Weren’t they okay with child marriage, though, girls as young as 14 and such?
And I don’t disagree with any of what you said. That is why we have legislatures full of elected representatives to change our laws consistent with evolving societal views.
What I do disagree with is the idea that since these views are changing, that somehow our Constitution morphs itself into the mold of what SOME would like it to say.
Then, instead of having a debate in the legislature, with the consent of the people, we have unelected judges serving life terms deciding these issues, and it gives the losing side no outlet to remedy the situation, stiffling ideas.
But that’s not what I said. I didn’t say “Let’s make law like this.” What I am saying is that the founding fathers attempted to set up a framework of laws that took into account that government doesn’t know the right answer as it pertains to the private life of the individual. They might have been only been thinking of it in terms of political and religious belief, but the key thing is that they established the rule of freedom of speech based on and underlying philosophy which many wrote about. Their reasons for wanting freedom of politics and freedom of religion are not tied to those two subjects. It’s an underlying philosophy that rules our nation.
When the founding father said, “All men are created equal.” They were in no way, shape, or form thinking that women should be allowed to vote some day. But the philosophy of the thing was our law, and the philosophy is that so long as you can show yourself to be equal in ability to any other person on the planet, you have the same rights as anybody else.
What the founding fathers were, strictly, imagining has been irrelevant to most of the Supreme Court decisions that are hailed as the greatest and most just since the Constitution was fashioned. The right choice has always been to look at the philosophy of government and human rights that the founding fathers believed in and making sure that that is what our law is becoming.
You can’t hold the nation to the limits of the imagination of the people of 200 years ago. And overall, I don’t think we were expected to. They themselves established that all men were created equal, and yet left slavery standing, most of them probably realizing that they were going against their own philosophy in a blatant fashion because the time just wasn’t right yet.

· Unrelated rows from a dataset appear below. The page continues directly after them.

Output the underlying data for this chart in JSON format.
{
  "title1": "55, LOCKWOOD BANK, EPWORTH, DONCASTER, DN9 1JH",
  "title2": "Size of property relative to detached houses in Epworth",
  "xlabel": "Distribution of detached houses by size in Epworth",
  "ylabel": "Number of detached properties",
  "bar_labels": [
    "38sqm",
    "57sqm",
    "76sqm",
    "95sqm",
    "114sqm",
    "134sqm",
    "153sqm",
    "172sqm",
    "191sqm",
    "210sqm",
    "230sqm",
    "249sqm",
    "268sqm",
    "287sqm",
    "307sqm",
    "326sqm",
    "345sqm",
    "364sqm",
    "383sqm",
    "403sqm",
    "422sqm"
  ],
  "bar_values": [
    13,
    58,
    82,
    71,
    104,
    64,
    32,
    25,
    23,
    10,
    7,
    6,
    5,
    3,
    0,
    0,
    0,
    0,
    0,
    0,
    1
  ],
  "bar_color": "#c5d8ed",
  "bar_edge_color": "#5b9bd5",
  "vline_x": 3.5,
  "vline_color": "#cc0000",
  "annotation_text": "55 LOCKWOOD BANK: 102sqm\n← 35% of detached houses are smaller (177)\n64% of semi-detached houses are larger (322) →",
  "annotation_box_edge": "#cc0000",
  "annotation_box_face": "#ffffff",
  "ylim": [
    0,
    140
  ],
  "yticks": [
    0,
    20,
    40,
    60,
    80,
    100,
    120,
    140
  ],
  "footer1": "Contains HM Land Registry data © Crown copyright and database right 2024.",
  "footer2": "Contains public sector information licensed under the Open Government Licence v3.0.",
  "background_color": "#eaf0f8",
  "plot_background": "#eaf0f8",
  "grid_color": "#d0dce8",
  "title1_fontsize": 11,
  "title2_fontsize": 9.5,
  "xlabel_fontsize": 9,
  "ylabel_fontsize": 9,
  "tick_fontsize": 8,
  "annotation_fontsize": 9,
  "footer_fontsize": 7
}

In their personal writings, they offered examples of what brought them to think the way they did when they wrote the Constitution and the Bill of Rights. If something fits those examples with no changes needed but swapping out a name or two, I think it’s easy to say that the founding fathers agree with the modern interpretation had they lived long enough and seen the changes of the world as they occurred and experienced their results, but not changed their underlying ideas of human rights and government.
Indeed.
And say that in modern day, that half of everyone has had sex before they are 16. If that’s the case, I as a 15 year old boy can not only see but also perform sexual acts on a girl of 14 and anyone who thinks this is a particularly horrible and vomit-inducing occurrence is frankly an idiot. So as a 15 year old boy, what particular difference does it make if I view pictures of naked 14 year old girls? I’m allowed to do in real life, why can’t I do it on paper and on the internet (presuming that no other person than those in the acceptable age range was involved in the production nor could ever view these images). Why can’t my girlfriend send my naughty pictures of herself without me getting a sex offender label slapped on me?
Law is intended to make sense. If it has no other basis than moral indignation, that’s a stupid law.
Personally, I’d gladly pass a new amendment to the constitution which said, “Moral indignation cannot form the basis of any law.” But, I can certainly argue that the founding fathers already established that to be so. “It neither picks my pocket nor breaks my bones”, is a (rough) quote of Thomas Jeferson, talking about freedom of religion, but you can take the paper he wrote that in, swap out some names like “homosexuality” or “blacks marrying whites” or any number of other things, and in all cases, the right answer is that moral indignation isn’t a rational basis for law in the Land of the Free.